The Giant’s Causeway, on the coast of Northern Ireland, is a classic site for beautifully-developed cooling columns in basalt. It should be a stop on any geologist’s Grand Tour of the world’s most important geological locales. Battered by the waves of the Irish Sea, the columns are exposed in three dimensions, and visitors can wander all over them. It’s an excellent way to gain an appreciation for the shape of the columns, and their detailed features – vesicles, ball and socket joints subdividing columns, laterite horizons between flows, spheroidal weathering, etc.
I visited the Causeway last week with the intent of collecting imagery for a virtual field experience. Let’s begin our exploration with some traditional photos:
For those who are unfamiliar with cooling lava, this place looked so geometrically regular as to suggest intelligent design – it must be man-made! Or perhaps at least giant-made. The locals attributed the site to a giant, Finn MacCool, who tried to build a causeway to Scotland to aid in an altercation with another giant. The columns were thought to be hexagonal paving stones.
But geologists who are familiar with cooling columns from elsewhere in the world have another explanation.
To suss it out, I brought my field assistant with me:
(Note the plush shamrock!)
It didn’t take him long to find some mud – and in this case, the mud had dried out, producing a set of intersecting desiccation cracks. The mud loses volume when the water in it evaporates – so it contracts. The stresses generated by this contraction are greater than the strength holding together the sedimentary particles in the mud. So they separate. These cracks met one another at a more or less 120° angle. They subdivided the previously-continuous sheet of mud into a polygonal set of chunks.
… This makes them easier to pull up and break out:
The same process is true of cooling basalt. Here, the volume loss is not due to water evaporating, but simply due to the contraction of warm rock into cool rock. Cold rock is more dense than warm rock. Warm rock is more “poofed out” than cold rock. Once again, stresses are induced, and once again, the stresses are greater than the strength of the crystallized basalt. The 120° angle is again prevalent – as three directions of tension are the minimum number (simplest solution) needed to break up a contracting sheet of basalt with ~equally spaced centers of contraction. The result? Three main orientations to the fractures, and as they intersect they make hexagonal blocks.
Not every column is hexagonal in map view; there are also 5 (6-1) and 7 (6+1) sided columns reasonably commonly represented, as with this “daisy” like arrangement. But 6 is most common.
Though the solid blocks created by these fractures appear polygonal on the surface of the flow, as they propagate downward (or upward), they divide the solid basalt into prismatic chunks, the ‘columns.’ These may fracture further as cooling progresses, and the shortest distance from one side to the other is orthogonal to the column’s long (~vertical, in this case) axis:
Here is some fresh basalt – fine-grained (aphanitic), dark (mafic). It’s not actually a very common sight at the Causeway, due to the weathering that takes place more or less constantly in the damp Irish climate:
Here are a few shots of the basalt that’s rotting in place to form semispherioidal “kernstones”:
Okay, now for the interactive imagery.

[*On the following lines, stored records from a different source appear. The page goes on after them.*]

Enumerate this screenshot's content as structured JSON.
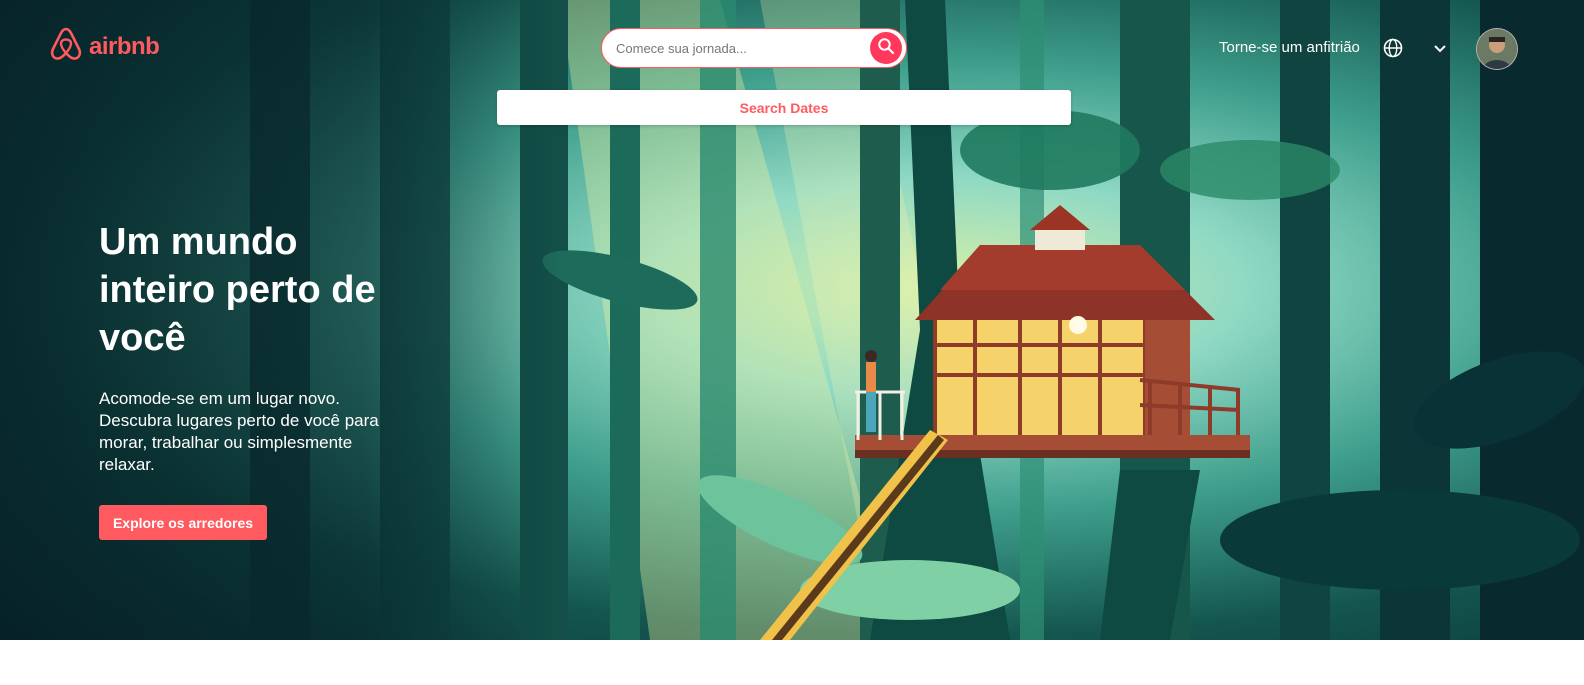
{
  "header": {
    "logo_text": "airbnb",
    "logo_icon": "airbnb-belo-icon",
    "search": {
      "placeholder": "Comece sua jornada...",
      "icon": "search-icon"
    },
    "host_link": "Torne-se um anfitrião",
    "globe_icon": "globe-icon",
    "menu_icon": "chevron-down-icon",
    "avatar": "user-avatar"
  },
  "search_dates": {
    "label": "Search Dates"
  },
  "hero": {
    "title": "Um mundo inteiro perto de você",
    "subtitle": "Acomode-se em um lugar novo. Descubra lugares perto de você para morar, trabalhar ou simplesmente relaxar.",
    "cta_label": "Explore os arredores",
    "illustration": "treehouse-forest-illustration"
  },
  "colors": {
    "brand": "#ff5a5f",
    "search_button": "#ff385c",
    "text_light": "#ffffff"
  }
}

Henceforth, all the imagery in this post is “interactive” in the sense that you can manipulate it – choose the level of zoom for the Google Map and the GigaPans, control the level of zoom and the perspective for the 3D models and the 360° spherical photos.
If you need context, here’s a Google Map of the site, though the resolution isn’t especially impressive:
Here are seven GigaPans, showing various aspects of this amazing place:
Link GigaPan by Callan Bentley
Link GigaPan by Callan Bentley
Link GigaPan by Callan Bentley
Link GigaPan by Callan Bentley
Link GigaPan by Callan Bentley
Link GigaPan by Callan Bentley
Link GigaPan by Callan Bentley
Here are two 360° spherical photos made with a Ricoh Theta S:
Spherical Image of the Giant’s Causeway, Northern Ireland – RICOH THETA
Spherical Image of the Giant’s Causeway, Northern Ireland – RICOH THETA
And finally, here are three 3D models of the basalt columns – photo sets by me, with Photoscan model construction by my student Marissa:
Photoscan model by Marissa Dudek
Photoscan model by Marissa Dudek
Photoscan model by Marissa Dudek
We already featured one of Marissa’s 3D models of the “onion skin” spheroidal weathering, but here it is again, along with a second example of that phenomenon:
Photoscan model by Marissa Dudek
Photoscan model by Marissa Dudek
While these media convey a sense of what it’s like to visit the causeway’s geology, if you ever get the chance to visit in person, you simply must. In the meantime, enjoy exploring these images as a ‘virtual field trip.’